The slope of the execution time graph shows the approximate power of the asymptotic running time O(n^p). This power is plotted for the region over which it is approximated (the latter half of the graph). The estimated power is not very accurate, but should be sufficient to determine the general order of an algorithm. It should indicate if, for example, the implementation is unexpectedly O(n^2) rather than O(n) because it extends a vector each time through the loop rather than pre-allocating storage. In the current version of Octave, the following is not the expected O(n).

speed ("for i = 1:n, y{i} = x(i); endfor", "", [1000, 10000])

But it is if you preallocate the cell array y:

speed ("for i = 1:n, y{i} = x(i); endfor", ...
       "x = rand (n, 1); y = cell (size (x));", [1000, 10000])
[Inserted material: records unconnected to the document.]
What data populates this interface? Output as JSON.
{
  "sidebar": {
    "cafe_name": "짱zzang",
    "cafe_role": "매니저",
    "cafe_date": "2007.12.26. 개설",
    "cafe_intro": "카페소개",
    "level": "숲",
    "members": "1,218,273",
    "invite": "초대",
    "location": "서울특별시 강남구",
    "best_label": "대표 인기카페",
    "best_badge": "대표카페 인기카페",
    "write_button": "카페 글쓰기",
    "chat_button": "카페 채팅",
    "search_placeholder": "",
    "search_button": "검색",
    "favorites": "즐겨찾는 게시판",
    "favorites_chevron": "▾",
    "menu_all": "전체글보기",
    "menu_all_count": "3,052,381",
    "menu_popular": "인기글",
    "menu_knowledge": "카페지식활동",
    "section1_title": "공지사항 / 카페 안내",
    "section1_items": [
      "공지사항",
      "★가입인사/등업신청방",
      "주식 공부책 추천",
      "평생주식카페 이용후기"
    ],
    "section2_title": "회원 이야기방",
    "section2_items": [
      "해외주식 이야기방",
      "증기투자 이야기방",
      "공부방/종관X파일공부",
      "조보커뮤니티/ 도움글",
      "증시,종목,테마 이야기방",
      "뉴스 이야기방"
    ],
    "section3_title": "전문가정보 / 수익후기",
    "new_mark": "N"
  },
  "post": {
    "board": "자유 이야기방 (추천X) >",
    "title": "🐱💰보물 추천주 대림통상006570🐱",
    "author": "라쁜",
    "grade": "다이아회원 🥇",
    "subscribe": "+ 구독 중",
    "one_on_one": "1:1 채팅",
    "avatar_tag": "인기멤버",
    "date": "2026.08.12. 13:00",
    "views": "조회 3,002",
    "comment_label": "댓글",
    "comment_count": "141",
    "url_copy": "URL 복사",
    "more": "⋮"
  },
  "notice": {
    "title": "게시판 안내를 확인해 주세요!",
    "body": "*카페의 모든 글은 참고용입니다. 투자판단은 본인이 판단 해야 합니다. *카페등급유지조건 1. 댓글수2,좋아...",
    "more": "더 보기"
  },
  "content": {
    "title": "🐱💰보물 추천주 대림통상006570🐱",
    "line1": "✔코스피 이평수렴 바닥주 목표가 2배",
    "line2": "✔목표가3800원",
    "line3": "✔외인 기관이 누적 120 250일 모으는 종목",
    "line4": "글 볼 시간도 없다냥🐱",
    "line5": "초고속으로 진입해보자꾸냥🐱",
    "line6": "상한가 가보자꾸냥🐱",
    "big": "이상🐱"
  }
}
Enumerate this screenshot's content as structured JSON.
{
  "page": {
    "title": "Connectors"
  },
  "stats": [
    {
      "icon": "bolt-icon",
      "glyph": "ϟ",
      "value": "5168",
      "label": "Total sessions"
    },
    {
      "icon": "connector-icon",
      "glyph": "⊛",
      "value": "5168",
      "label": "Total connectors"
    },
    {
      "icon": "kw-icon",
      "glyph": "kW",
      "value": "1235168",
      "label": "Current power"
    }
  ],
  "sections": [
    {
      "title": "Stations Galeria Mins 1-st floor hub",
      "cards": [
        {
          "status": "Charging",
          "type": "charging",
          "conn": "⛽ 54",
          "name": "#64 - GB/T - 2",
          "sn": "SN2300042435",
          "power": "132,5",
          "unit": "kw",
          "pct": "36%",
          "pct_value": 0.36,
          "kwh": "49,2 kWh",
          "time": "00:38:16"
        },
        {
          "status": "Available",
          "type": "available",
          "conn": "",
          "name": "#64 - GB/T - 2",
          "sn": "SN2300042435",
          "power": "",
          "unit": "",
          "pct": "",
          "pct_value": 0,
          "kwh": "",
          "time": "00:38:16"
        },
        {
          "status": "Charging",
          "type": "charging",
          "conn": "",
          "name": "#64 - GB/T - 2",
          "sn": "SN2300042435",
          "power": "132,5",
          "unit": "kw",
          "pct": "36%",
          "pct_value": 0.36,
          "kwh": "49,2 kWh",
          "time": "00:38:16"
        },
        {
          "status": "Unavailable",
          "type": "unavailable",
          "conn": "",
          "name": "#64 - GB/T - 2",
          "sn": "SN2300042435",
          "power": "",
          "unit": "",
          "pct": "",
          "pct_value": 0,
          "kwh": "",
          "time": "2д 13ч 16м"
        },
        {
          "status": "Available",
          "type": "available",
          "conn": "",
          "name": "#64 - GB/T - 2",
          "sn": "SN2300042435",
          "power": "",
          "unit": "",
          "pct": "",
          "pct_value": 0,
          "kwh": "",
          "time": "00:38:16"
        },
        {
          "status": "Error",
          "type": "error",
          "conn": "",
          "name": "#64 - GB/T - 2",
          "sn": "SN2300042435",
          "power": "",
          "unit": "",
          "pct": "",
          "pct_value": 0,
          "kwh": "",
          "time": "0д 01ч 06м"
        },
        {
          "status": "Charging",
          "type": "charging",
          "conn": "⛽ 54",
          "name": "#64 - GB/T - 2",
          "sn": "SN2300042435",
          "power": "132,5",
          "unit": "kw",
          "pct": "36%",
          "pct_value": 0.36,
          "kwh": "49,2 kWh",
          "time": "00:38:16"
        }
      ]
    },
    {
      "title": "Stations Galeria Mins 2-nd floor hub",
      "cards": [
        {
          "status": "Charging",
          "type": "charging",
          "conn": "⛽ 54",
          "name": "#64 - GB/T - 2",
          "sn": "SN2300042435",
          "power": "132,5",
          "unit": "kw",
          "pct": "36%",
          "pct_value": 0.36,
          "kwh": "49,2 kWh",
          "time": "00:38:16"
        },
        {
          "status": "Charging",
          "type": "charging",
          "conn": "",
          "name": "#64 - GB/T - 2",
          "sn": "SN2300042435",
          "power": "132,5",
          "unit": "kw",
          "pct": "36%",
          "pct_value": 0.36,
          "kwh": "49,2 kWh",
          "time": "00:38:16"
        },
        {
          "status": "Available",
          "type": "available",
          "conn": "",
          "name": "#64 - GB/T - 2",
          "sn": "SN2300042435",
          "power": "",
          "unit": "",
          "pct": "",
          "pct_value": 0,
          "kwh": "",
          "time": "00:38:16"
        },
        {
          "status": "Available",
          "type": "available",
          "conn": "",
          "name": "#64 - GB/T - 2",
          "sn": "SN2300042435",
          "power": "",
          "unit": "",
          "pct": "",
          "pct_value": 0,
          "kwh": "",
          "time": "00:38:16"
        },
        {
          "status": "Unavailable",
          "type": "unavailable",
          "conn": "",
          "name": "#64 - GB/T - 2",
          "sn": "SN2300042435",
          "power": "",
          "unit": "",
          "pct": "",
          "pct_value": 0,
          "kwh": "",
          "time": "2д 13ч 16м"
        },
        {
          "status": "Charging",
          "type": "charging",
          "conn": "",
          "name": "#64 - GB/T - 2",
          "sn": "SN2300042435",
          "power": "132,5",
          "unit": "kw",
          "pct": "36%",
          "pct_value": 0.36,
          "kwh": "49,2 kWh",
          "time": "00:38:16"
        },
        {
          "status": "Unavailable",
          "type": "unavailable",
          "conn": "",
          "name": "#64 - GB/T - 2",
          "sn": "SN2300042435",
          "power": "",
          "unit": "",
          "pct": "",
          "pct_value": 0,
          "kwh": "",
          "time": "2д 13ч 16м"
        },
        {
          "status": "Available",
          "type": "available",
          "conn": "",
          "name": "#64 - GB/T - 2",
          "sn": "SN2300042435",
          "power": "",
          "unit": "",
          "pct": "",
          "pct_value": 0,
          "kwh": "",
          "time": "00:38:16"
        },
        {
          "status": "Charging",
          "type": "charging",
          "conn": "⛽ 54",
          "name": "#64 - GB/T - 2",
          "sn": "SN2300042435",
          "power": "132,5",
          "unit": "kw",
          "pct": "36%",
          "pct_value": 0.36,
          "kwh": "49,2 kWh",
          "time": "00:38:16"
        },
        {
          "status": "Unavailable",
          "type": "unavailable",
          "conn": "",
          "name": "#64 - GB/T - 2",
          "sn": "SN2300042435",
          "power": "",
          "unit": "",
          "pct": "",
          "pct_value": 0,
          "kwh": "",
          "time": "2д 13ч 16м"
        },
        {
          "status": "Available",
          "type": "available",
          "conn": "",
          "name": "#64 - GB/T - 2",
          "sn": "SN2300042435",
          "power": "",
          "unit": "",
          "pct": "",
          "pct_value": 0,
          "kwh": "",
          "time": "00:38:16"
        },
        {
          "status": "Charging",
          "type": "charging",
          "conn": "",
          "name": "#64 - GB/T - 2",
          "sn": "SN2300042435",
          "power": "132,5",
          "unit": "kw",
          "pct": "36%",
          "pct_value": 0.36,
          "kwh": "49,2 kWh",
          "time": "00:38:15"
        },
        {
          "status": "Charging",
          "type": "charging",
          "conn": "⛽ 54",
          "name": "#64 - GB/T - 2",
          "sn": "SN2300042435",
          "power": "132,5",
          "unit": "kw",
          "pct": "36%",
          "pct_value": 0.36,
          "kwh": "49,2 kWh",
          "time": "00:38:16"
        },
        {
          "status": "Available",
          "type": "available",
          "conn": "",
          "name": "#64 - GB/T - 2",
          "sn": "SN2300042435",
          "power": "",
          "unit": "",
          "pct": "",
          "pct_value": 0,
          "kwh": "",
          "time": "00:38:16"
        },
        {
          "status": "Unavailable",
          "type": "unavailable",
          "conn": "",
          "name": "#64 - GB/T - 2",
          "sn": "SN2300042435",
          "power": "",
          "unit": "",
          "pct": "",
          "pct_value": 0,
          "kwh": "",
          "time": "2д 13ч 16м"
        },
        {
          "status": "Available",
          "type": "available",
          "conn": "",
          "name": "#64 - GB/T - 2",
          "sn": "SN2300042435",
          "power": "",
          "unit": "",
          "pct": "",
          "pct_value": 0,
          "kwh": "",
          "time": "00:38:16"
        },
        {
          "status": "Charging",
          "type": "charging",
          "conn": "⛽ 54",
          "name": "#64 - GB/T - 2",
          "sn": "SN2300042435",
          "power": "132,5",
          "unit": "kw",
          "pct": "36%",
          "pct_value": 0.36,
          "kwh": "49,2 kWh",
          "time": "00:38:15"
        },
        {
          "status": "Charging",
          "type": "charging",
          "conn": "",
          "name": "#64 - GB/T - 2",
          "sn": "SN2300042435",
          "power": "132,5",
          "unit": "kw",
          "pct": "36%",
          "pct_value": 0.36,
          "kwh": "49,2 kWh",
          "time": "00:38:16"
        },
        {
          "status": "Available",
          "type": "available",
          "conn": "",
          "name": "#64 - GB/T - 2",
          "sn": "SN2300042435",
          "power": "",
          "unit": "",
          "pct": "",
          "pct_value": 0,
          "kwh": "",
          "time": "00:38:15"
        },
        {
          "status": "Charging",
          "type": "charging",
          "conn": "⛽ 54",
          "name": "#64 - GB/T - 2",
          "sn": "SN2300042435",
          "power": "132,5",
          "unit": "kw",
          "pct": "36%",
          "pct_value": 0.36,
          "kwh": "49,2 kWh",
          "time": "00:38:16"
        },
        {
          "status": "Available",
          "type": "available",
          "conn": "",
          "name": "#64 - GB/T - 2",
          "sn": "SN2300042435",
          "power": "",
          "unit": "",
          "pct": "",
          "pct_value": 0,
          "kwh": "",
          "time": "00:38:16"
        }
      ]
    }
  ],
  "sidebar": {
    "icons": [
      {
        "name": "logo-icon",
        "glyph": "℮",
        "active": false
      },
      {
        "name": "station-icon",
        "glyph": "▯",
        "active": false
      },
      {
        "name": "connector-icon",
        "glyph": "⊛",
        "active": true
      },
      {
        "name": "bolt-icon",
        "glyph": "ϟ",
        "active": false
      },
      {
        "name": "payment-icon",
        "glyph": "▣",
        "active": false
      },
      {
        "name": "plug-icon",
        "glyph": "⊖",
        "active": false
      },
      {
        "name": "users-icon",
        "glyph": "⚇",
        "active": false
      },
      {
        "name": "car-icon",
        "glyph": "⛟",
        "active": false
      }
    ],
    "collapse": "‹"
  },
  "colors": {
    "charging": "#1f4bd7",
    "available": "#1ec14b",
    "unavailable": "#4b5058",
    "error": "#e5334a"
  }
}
An attempt is made to approximate the cost of individual operations, but it is wildly inaccurate. You can improve the stability somewhat by doing more work for each n. For example:

speed ("airy(x)", "x = rand (n, 10)", [10000, 100000])

When comparing two different expressions (f, f2), the slope of the line on the speedup ratio graph should be larger than 1 if the new expression is faster. Better algorithms have a shallow slope. Generally, vectorizing an algorithm will not change the slope of the execution time graph, but will shift it relative to the original. For example:

speed ("sum (x)", "", [10000, 100000], ...
       "v = 0; for i = 1:length (x), v += x(i); endfor")

The following is a more complex example. If there was an original version of xcorr using for loops and a second version using an FFT, then one could compare the run speed for various lags as follows, or for a fixed lag with varying vector lengths as follows:

speed ("xcorr (x, n)", "x = rand (128, 1);", 100,
       "xcorr_orig (x, n)", -100*eps)
speed ("xcorr (x, 15)", "x = rand (20+n, 1);", 100,
       "xcorr_orig (x, n)", -100*eps)

Assuming one of the two versions is in xcorr_orig, this would compare their speed and their output values. Note that the FFT version is not exact, so one must specify an acceptable tolerance on the comparison 100*eps. In this case, the comparison should be computed relatively, as abs ((x - y) ./ y) rather than absolutely as abs (x - y).

Type example ("speed") to see some real examples or demo ("speed") to run them.